For 12 hours, two herds of wild South African elephants slowly made their way through the Zululand bush until they reached the house of late author Lawrence Anthony, the conservationist who saved their lives. The formerly violent, rogue elephants, destined to be shot a few years ago as pests, were rescued and rehabilitated by Anthony, who had grown up in the bush and was known as the “Elephant Whisperer.”
For two days the herds loitered at Anthony’s rural compound on the vast Thula Thula game reserve in the South African KwaZulu – to say good-bye to the man they loved. But how did they know he had died on March 7? Known for his unique ability to calm traumatised elephants, Anthony had become a legend.
There are two elephant herds at Thula Thula. According to his son Dylan, both arrived at the Anthony family compound shortly after Anthony’s death.

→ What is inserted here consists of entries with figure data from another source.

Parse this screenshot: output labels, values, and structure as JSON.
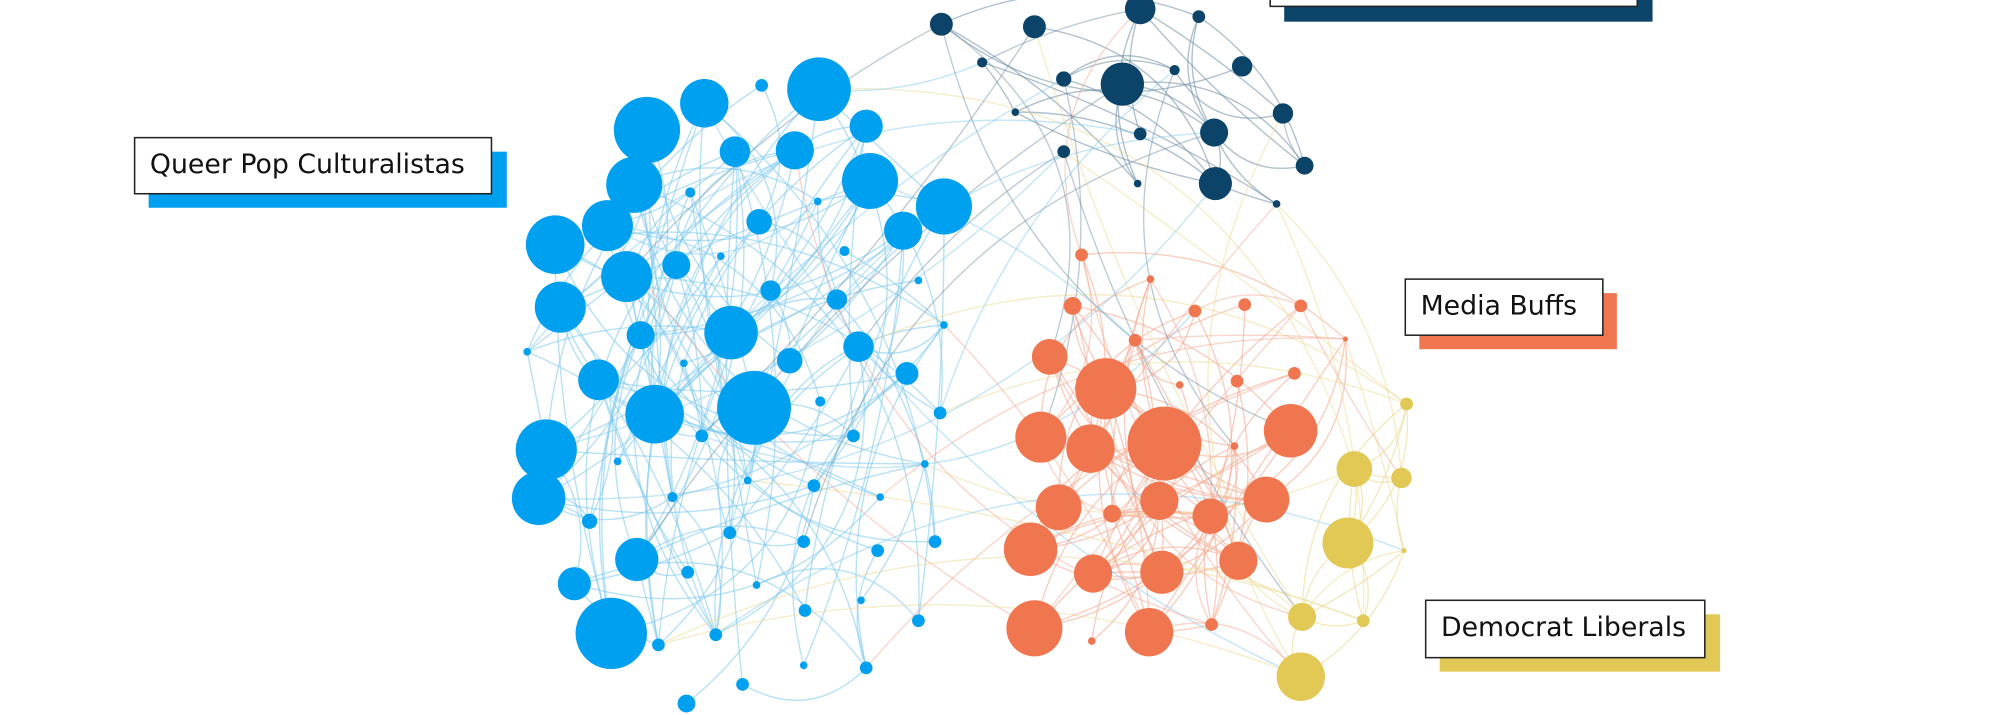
{
  "clusters": [
    {
      "label": "Queer Pop Culturalistas"
    },
    {
      "label": "Media Buffs"
    },
    {
      "label": "Democrat Liberals"
    }
  ]
}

“They had not visited the house for a year and a half and it must have taken them about 12 hours to make the journey,” Dylan is quoted in various local news accounts “The first herd arrived on Sunday and the second herd, a day later. They all hung around for about two days before making their way back into the bush.”

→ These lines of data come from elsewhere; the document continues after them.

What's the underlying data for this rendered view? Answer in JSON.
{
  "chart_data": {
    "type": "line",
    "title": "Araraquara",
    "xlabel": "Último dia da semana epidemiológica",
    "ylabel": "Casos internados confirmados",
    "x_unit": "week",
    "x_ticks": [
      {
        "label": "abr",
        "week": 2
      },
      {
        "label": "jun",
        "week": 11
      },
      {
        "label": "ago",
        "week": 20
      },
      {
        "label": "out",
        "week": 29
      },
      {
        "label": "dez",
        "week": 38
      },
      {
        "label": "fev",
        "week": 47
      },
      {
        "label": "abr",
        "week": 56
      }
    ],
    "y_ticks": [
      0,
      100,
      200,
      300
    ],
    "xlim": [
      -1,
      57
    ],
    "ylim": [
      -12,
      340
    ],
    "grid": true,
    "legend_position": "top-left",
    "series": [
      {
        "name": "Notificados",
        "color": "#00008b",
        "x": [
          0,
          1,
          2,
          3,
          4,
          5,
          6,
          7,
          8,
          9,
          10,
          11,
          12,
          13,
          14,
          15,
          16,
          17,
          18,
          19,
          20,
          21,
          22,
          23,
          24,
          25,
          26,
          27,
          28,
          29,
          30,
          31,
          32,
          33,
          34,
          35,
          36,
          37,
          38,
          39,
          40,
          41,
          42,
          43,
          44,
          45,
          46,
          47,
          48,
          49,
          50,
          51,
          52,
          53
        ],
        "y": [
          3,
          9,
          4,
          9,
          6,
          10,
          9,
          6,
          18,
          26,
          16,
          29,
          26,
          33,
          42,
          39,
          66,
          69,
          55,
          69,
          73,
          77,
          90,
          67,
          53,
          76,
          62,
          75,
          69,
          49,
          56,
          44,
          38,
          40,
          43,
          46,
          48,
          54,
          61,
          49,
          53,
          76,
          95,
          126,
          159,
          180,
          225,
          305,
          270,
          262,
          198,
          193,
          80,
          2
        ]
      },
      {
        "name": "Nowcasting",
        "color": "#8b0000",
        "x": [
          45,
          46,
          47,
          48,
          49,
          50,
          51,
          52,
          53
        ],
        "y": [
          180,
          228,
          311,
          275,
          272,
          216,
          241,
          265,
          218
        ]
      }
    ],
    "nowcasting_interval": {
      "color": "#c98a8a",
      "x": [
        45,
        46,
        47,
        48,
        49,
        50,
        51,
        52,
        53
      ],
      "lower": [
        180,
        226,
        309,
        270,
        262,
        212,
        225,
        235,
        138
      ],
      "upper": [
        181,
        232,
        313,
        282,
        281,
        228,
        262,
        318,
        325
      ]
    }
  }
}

Elephants have long been known to mourn their dead. In India, baby elephants often are raised with a boy who will be their lifelong “mahout.” The pair develop legendary bonds – and it is not uncommon for one to waste away without a will to live after the death of the other. The first herd to arrive at Thula Thula several years ago were violent. They hated humans. Anthony found himself fighting a desperate battle for their survival and their trust, which he detailed in his book ‘The Elephant Whisperer’:
It was 4:45 a.m. and I was standing in front of Nana, an enraged wild elephant, pleading with her in desperation. Both our lives depended on it. The only thing separating us was an 8,000-volt electric fence that she was preparing to flatten and make her escape. Nana, the matriarch of her herd, tensed her enormous frame and flared her ears. “’Don’t do it, Nana,” I said, as calmly as I could. She stood there, motionless but tense. The rest of the herd froze. “’This is your home now,” I continued. “Please don’t do it, girl.” I felt her eyes boring into me. “’They’ll kill you all if you break out. This is your home now. You have no need to run any more.” Suddenly, the absurdity of the situation struck me, Anthony writes. Here I was in pitch darkness, talking to a wild female elephant with a baby, the most dangerous possible combination, as if we were having a friendly chat. But I meant every word. “You will all die if you go. Stay here. I will be here with you and it’s a good place.” She took another step forward. I could see her tense up again, preparing to snap the electric wire and be out, the rest of the herd smashing after her in a flash. I was in their path, and would only have seconds to scramble out of their way and climb the nearest tree. I wondered if I would be fast enough to avoid being trampled. Possibly not. Then something happened between Nana and me, some tiny spark of recognition, flaring for the briefest of moments. Then it was gone. Nana turned and melted into the bush. The rest of the herd followed. I couldn’t explain what had happened between us, but it gave me the first glimmer of hope since the elephants had first thundered into my life.
So, how after Anthony’s death, did the reserve’s elephants — grazing miles away in distant parts of the park — know?
“A good man died suddenly,” says Rabbi Leila Gal Berner, Ph.D., “and from miles and miles away, two herds of elephants, sensing that they had lost a beloved human friend, moved in a solemn, almost ‘funereal’ procession to make a call on the bereaved family at the deceased man’s home.”
“If there ever were a time, when we can truly sense the wondrous interconnectedness of all beings,’ it is when we reflect on the elephants of Thula Thula. A man’s heart’s stops, and hundreds of elephants’ hearts are grieving. This man’s oh-so-abundantly loving heart offered healing to these elephants, and now, they came to pay loving homage to their friend.”